Another weird thing is the number of used copies that show up on Amazon for dirt cheap, before it is even theoretically possible for anyone to buy it, read it and give it to a reseller. In the case of my book, as soon it was offered for sale, a dozen used copies advance reader’s editions and hardbacks showed up on the Internet. Review copies, my former neighbor/novelist tells me. A problem, a friend of mine in publishing says. Advanced readers editions are not the same as the hardback in that the sentences haven’t been scoured by copy-editors and proofreaders.

The days leading up to publication are strange and interesting. You try to stay focused on writing, but it’s impossible not to consider the event you’ve waited for. Every few days, I hear from my publicist who tells me about a phone interview, or a radio show, or possibly a TV appearance that said publicity person has scrambled and followed up fastidiously to arrange. Before release, anything is possible.

One Comment

  • Don–
    Congratulations on the publication of your book.

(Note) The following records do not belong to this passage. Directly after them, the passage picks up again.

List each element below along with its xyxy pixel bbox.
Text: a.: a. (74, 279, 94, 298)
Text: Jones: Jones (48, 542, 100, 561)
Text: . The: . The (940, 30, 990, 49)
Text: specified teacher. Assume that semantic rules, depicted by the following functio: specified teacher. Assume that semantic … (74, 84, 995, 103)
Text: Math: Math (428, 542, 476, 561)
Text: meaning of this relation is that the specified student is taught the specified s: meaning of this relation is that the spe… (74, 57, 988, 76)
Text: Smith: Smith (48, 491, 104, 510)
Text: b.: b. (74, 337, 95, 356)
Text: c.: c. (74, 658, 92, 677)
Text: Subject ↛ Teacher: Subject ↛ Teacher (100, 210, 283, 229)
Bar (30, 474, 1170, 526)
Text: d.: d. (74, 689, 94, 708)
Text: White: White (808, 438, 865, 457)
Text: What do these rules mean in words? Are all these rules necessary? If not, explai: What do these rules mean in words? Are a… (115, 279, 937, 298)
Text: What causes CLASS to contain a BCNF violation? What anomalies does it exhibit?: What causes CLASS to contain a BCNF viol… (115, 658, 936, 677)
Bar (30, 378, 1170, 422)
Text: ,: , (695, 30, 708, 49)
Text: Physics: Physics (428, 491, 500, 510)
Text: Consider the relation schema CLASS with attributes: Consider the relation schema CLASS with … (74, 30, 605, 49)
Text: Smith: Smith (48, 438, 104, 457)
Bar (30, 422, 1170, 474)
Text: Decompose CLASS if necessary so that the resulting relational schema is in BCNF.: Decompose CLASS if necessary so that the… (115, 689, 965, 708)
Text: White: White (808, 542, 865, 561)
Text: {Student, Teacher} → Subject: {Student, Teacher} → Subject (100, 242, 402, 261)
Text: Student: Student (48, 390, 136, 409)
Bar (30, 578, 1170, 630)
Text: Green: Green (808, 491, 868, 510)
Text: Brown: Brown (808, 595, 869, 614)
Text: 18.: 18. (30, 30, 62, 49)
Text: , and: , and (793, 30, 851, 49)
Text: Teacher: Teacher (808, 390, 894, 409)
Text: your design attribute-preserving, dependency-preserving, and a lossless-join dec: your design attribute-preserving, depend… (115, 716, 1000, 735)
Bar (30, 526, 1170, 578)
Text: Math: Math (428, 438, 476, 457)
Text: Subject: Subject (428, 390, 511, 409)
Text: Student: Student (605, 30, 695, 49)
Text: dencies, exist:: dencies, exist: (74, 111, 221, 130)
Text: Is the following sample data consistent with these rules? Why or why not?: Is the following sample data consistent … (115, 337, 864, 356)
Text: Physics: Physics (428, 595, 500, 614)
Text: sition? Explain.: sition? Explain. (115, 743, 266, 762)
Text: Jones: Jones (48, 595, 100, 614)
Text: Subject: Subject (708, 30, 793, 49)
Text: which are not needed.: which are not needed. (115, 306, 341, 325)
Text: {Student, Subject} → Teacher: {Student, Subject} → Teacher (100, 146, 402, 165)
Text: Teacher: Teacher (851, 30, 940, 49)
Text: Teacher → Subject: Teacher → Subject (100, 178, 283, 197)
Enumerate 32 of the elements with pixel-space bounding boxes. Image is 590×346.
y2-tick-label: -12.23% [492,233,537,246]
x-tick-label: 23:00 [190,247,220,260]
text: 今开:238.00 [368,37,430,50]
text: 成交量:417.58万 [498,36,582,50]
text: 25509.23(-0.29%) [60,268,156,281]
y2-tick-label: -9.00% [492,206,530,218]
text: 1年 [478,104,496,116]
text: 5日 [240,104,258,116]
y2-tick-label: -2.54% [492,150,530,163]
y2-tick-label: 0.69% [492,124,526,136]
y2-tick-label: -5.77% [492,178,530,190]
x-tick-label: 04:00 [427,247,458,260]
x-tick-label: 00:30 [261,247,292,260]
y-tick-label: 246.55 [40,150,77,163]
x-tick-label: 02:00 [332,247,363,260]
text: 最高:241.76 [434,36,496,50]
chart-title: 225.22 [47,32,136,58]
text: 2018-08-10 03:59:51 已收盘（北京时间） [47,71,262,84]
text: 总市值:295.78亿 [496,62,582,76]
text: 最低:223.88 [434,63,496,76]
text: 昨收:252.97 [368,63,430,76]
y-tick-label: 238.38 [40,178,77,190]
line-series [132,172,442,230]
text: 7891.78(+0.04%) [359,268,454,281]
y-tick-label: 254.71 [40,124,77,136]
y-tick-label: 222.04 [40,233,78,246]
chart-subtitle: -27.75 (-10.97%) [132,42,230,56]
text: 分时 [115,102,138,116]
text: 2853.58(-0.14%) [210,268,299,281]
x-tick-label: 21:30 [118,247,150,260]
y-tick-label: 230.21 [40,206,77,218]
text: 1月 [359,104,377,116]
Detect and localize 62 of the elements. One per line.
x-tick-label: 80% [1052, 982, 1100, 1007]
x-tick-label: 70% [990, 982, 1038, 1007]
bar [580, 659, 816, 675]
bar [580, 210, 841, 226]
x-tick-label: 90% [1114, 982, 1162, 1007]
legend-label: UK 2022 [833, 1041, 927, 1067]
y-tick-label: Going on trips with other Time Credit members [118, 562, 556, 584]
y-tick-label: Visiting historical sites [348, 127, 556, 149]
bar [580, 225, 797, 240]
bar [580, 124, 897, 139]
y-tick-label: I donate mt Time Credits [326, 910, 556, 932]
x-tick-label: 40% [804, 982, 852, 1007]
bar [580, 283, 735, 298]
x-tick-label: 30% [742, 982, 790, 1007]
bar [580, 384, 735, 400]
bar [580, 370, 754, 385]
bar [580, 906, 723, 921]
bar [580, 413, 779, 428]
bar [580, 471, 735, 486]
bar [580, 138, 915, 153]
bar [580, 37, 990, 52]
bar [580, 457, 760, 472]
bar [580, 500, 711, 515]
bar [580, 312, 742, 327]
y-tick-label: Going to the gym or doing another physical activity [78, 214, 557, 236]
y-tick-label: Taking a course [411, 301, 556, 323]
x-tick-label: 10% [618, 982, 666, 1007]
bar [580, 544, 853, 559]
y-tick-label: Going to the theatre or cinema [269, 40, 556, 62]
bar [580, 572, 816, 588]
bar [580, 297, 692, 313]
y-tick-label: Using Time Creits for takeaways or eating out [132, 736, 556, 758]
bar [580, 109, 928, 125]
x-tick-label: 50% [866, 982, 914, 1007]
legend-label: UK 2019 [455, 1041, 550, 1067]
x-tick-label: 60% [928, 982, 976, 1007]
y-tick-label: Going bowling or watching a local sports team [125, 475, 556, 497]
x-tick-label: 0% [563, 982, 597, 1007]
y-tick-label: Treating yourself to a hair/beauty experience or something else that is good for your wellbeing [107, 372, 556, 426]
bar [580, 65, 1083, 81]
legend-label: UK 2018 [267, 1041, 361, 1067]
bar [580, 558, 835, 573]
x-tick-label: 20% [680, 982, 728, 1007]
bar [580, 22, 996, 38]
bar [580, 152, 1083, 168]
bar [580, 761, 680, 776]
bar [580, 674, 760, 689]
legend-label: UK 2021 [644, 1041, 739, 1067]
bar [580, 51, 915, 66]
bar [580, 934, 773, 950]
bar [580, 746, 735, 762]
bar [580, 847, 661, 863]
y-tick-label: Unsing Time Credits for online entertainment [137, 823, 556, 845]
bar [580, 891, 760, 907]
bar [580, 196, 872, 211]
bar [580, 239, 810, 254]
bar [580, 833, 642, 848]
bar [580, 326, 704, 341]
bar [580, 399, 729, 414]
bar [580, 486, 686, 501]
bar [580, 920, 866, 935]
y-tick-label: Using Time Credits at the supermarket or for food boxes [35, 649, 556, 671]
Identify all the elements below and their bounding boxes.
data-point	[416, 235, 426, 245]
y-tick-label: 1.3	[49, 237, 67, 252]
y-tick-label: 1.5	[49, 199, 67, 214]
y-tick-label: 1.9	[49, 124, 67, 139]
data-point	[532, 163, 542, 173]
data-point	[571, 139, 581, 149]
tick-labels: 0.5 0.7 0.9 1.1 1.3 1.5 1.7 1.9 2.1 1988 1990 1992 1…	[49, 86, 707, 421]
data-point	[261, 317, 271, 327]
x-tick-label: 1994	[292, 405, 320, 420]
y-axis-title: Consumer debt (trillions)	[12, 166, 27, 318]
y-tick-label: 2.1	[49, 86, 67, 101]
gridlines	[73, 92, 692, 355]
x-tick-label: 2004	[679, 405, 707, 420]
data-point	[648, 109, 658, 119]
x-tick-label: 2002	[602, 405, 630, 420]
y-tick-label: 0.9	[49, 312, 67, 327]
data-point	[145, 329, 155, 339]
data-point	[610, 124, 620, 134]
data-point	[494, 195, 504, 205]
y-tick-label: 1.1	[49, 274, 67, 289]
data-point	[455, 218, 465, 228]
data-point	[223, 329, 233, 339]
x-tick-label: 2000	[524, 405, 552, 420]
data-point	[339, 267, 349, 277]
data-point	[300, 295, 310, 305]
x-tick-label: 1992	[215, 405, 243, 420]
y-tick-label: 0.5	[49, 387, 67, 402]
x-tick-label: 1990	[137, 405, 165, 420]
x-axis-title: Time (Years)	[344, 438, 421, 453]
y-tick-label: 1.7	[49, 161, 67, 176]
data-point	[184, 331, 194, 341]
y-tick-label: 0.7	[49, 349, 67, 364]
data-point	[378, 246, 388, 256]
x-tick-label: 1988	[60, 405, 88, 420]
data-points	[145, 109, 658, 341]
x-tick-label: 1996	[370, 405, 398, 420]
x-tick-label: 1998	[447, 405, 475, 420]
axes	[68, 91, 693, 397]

I look forward to reading it–which will be over the Christmas holdidays because I’m in the midst of teaching and trying to find my way through a chaotic semester. Storms. New students at mid-semester from Tulane. The sick feelings of losing a city.

    Anyway–I read with a smile each posting about your book and just read your blog about the weirdness of publishing. There is so much switch and bait in the “biz”, no? I felt pretty good about the handling of my book–who would know that the two towers would come down as my first book came out–and who can complain in the face of that? My puny, wimpy–“Oh god, my book has been buried in the rubble of civilization!” But that actually didn’t happen completely and it is still in print, though every six months or so my agent has to do battle about that. And sometimes I want to leave, leave the book behind but feel as I sense you do–that somehow you owe it to the book to do those interviews etc. This is all to say that I’m happy for you, relate to all you said in the blog, want to read you, and that next word from me will, I’m sure, be fan mail.